SURYA.co.id | JAKARTA - Presiden Joko Widodo (Jokowi) memutuskan tetap berkunjung ke Amerika Serikat meski dipercepat, demi melakukan koordinasi bencana asap yang terjadi di tanah air.
Menurut Sekretaris Kabinet, Pramono Anung, kunjungan menemui Presiden Barack Obama dan sejumlah pelaku bisnis di sana sangat penting, mengingat rencana investasi Amerika Serikat di Indonesia yang mencapai 20,5 miliar dolar AS.
"Kunjungan ke Amerika mempunyai arti yang strategis karena bagaimanapun Indonesia sebagai negara yang menganut (politik luar negeri) bebas aktiv sebagai prinsip yang diwariskan oleh Bung Karno tentunya kunjungan ke Amerika ini mempunyai makna yang signifikan sekaligus menepis bahwa Indonesia mempunyai jarak dengan Amerika karena dalam kunjungan ini ada 20,5 miliar US dollar yang ditandatangani, diinvestasikan oleh Amerika," kata Pramono Anung di Jakarta, 30 Oktober 2015.
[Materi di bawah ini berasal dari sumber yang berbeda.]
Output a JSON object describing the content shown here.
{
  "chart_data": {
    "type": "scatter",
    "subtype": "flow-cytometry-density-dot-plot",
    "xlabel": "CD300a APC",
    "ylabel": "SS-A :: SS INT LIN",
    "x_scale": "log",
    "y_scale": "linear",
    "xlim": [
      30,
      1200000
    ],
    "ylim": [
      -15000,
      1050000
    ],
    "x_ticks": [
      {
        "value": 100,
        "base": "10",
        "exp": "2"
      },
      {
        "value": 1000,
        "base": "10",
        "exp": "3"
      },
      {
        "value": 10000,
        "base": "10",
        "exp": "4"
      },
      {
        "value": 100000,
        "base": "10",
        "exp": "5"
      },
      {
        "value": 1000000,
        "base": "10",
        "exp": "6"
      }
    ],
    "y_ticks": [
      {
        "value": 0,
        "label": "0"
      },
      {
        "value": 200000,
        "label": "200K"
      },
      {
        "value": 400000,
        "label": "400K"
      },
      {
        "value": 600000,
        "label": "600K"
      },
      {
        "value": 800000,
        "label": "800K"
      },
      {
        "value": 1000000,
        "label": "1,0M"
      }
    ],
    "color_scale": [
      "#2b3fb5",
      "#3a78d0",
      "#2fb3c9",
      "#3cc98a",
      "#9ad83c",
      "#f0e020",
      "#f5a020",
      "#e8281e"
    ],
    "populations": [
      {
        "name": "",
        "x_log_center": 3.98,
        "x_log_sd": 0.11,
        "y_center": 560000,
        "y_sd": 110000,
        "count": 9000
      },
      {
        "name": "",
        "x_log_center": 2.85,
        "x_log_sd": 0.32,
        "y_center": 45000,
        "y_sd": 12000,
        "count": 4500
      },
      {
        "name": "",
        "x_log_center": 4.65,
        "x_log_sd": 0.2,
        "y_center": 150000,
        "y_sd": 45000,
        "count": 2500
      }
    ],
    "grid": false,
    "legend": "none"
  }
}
Pramono Anung dalam video dari kantor berita ANTARA di atas menyatakan, politik luar negeri bebas aktiv merupakan warisan Bung Karno atau Soekarno atau Sukarno.
Pernyataan itu bertentangan dengan reputasi politik luar negeri Bung Karno yang sama sekali tidak condong ke Amerika.
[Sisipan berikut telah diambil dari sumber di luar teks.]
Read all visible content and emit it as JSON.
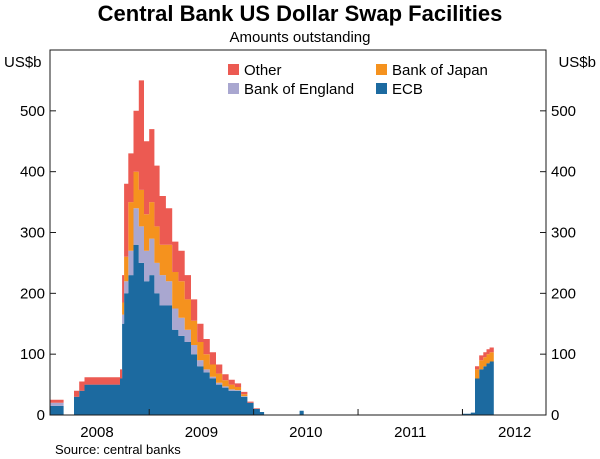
{
  "chart_data": {
    "type": "area",
    "stacked": true,
    "title": "Central Bank US Dollar Swap Facilities",
    "subtitle": "Amounts outstanding",
    "ylabel_left": "US$b",
    "ylabel_right": "US$b",
    "ylim": [
      0,
      600
    ],
    "yticks": [
      0,
      100,
      200,
      300,
      400,
      500
    ],
    "xlim": [
      2007.55,
      2012.3
    ],
    "xticks": [
      {
        "label": "2008",
        "value": 2008.0
      },
      {
        "label": "2009",
        "value": 2009.0
      },
      {
        "label": "2010",
        "value": 2010.0
      },
      {
        "label": "2011",
        "value": 2011.0
      },
      {
        "label": "2012",
        "value": 2012.0
      }
    ],
    "legend_placement": "top-center",
    "legend_order": [
      "Other",
      "Bank of Japan",
      "Bank of England",
      "ECB"
    ],
    "colors": {
      "ECB": "#1c6aa0",
      "Bank of England": "#a9a7d0",
      "Bank of Japan": "#f5921e",
      "Other": "#ec5a52"
    },
    "x": [
      2007.55,
      2007.62,
      2007.68,
      2007.73,
      2007.78,
      2007.83,
      2007.88,
      2007.95,
      2008.03,
      2008.1,
      2008.17,
      2008.2,
      2008.22,
      2008.24,
      2008.26,
      2008.3,
      2008.35,
      2008.4,
      2008.45,
      2008.5,
      2008.55,
      2008.6,
      2008.66,
      2008.72,
      2008.78,
      2008.84,
      2008.9,
      2008.96,
      2009.02,
      2009.08,
      2009.14,
      2009.2,
      2009.26,
      2009.32,
      2009.38,
      2009.44,
      2009.5,
      2009.56,
      2009.6,
      2009.7,
      2009.9,
      2009.94,
      2009.98,
      2010.5,
      2011.4,
      2011.5,
      2011.55,
      2011.58,
      2011.62,
      2011.66,
      2011.7,
      2011.73,
      2011.76,
      2011.8,
      2012.3
    ],
    "series": [
      {
        "name": "ECB",
        "values": [
          15,
          15,
          0,
          0,
          30,
          40,
          50,
          50,
          50,
          50,
          50,
          50,
          60,
          150,
          200,
          230,
          280,
          250,
          220,
          230,
          200,
          180,
          180,
          140,
          130,
          120,
          100,
          80,
          70,
          60,
          50,
          45,
          40,
          40,
          30,
          20,
          10,
          5,
          0,
          0,
          0,
          7,
          0,
          0,
          0,
          2,
          2,
          4,
          60,
          75,
          80,
          85,
          88,
          0,
          0
        ]
      },
      {
        "name": "Bank of England",
        "values": [
          5,
          5,
          0,
          0,
          0,
          0,
          0,
          0,
          0,
          0,
          0,
          0,
          0,
          15,
          20,
          40,
          60,
          60,
          50,
          60,
          50,
          50,
          40,
          35,
          30,
          20,
          15,
          10,
          5,
          3,
          3,
          2,
          2,
          1,
          1,
          0,
          0,
          0,
          0,
          0,
          0,
          0,
          0,
          0,
          0,
          0,
          0,
          0,
          0,
          0,
          0,
          0,
          0,
          0,
          0
        ]
      },
      {
        "name": "Bank of Japan",
        "values": [
          0,
          0,
          0,
          0,
          0,
          0,
          0,
          0,
          0,
          0,
          0,
          0,
          0,
          20,
          40,
          80,
          60,
          60,
          60,
          60,
          60,
          50,
          60,
          60,
          60,
          50,
          40,
          30,
          25,
          20,
          15,
          10,
          8,
          5,
          3,
          0,
          0,
          0,
          0,
          0,
          0,
          0,
          0,
          0,
          0,
          0,
          0,
          0,
          15,
          15,
          15,
          15,
          15,
          0,
          0
        ]
      },
      {
        "name": "Other",
        "values": [
          5,
          5,
          0,
          0,
          10,
          15,
          12,
          12,
          12,
          12,
          12,
          12,
          15,
          45,
          120,
          80,
          100,
          180,
          120,
          120,
          100,
          80,
          60,
          50,
          50,
          40,
          35,
          30,
          25,
          20,
          15,
          10,
          8,
          6,
          4,
          2,
          1,
          0,
          0,
          0,
          0,
          0,
          0,
          0,
          0,
          0,
          0,
          0,
          5,
          8,
          8,
          8,
          8,
          0,
          0
        ]
      }
    ],
    "source": "Source: central banks"
  }
}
Sejak zaman pendudukan Jepang, Bung Karno terkenal dengan semboyannya, "Amerika kita setrika, Inggris kita linggis."
Setelah Indonesia merdeka, Bung Karno pada Mei 1956 memang ke Amerika dan bertemu Presiden Dwight Eisenhower.
Selanjutnya, pada April 1961, Bung Karno juga ke Amerika bertemu Presiden John F Kennedy.
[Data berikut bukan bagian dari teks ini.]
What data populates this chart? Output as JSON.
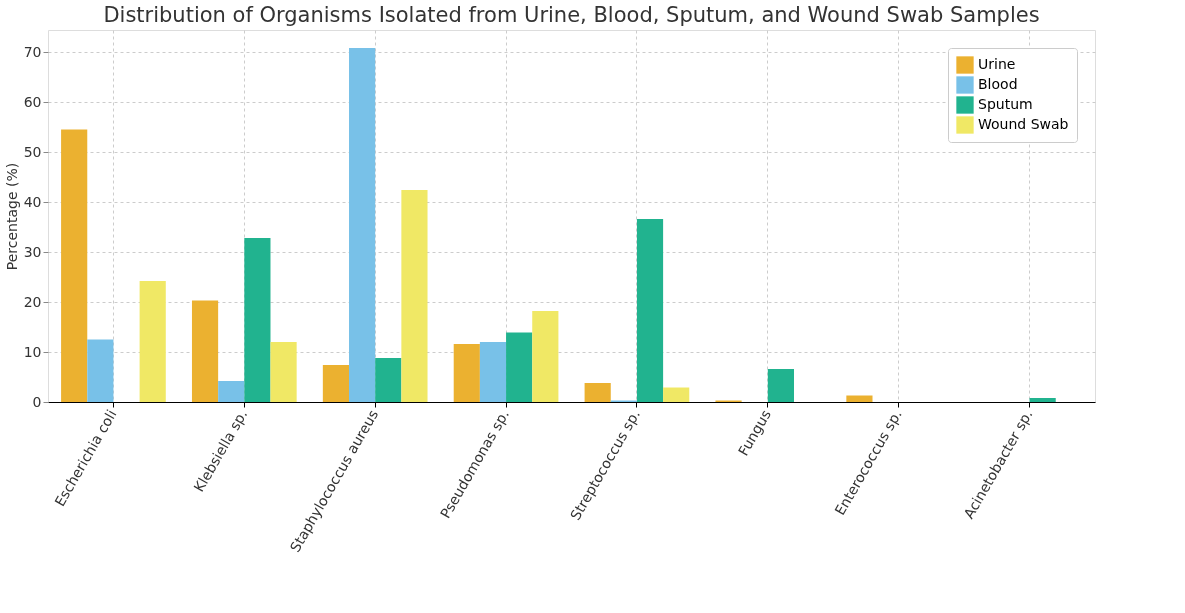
{
  "chart_data": {
    "type": "bar",
    "title": "Distribution of Organisms Isolated from Urine, Blood, Sputum, and Wound Swab Samples",
    "ylabel": "Percentage (%)",
    "categories": [
      "Escherichia coli",
      "Klebsiella sp.",
      "Staphylococcus aureus",
      "Pseudomonas sp.",
      "Streptococcus sp.",
      "Fungus",
      "Enterococcus sp.",
      "Acinetobacter sp."
    ],
    "series": [
      {
        "name": "Urine",
        "color": "#ebb130",
        "values": [
          54.5,
          20.3,
          7.4,
          11.6,
          3.8,
          0.3,
          1.3,
          0
        ]
      },
      {
        "name": "Blood",
        "color": "#78c1e8",
        "values": [
          12.5,
          4.2,
          70.8,
          12.0,
          0.3,
          0,
          0,
          0
        ]
      },
      {
        "name": "Sputum",
        "color": "#21b38f",
        "values": [
          0,
          32.8,
          8.8,
          13.9,
          36.6,
          6.6,
          0,
          0.8
        ]
      },
      {
        "name": "Wound Swab",
        "color": "#f0e865",
        "values": [
          24.2,
          12.0,
          42.4,
          18.2,
          2.9,
          0,
          0,
          0
        ]
      }
    ],
    "ylim": [
      0,
      74.4
    ],
    "yticks": [
      0,
      10,
      20,
      30,
      40,
      50,
      60,
      70
    ],
    "grid": true,
    "legend": "top right"
  }
}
Tetapi, ketika Amerika mendikte, Bung Karno berkata lantang, "Go to hell with your aid". Amerika kudu pergi bersama pinjaman uang yang disebutnya bantuan.
Dan, nyata-nyata, pendulum politik Indonesia di bawah Bung Karno lebih condong ke Uni Soviet selain China.
Lagi pula, politik luar negeri bebas aktiv bukan dicetuskan oleh Bung Karno, melainkan oleh Bung Hatta.
Gagasan politik bebas aktif itu mula-mula disampaikan Bung Hatta dalam sidang BPKNIP 2 September 1948.
“Ini tidak berarti bahwa kita tidak akan mengambil keuntungan daripada pergolakan internasional,” kata Bung Hatta saat itu.
Pidato lengkap Bung Hatta itu kemudian diterbitkan dalam buku berjudul “Mendayung di antara Dua Karang” yang merujuk pada posisi Indonesia di antara dua negara adidaya, Amerika Serika dan Uni Soviet.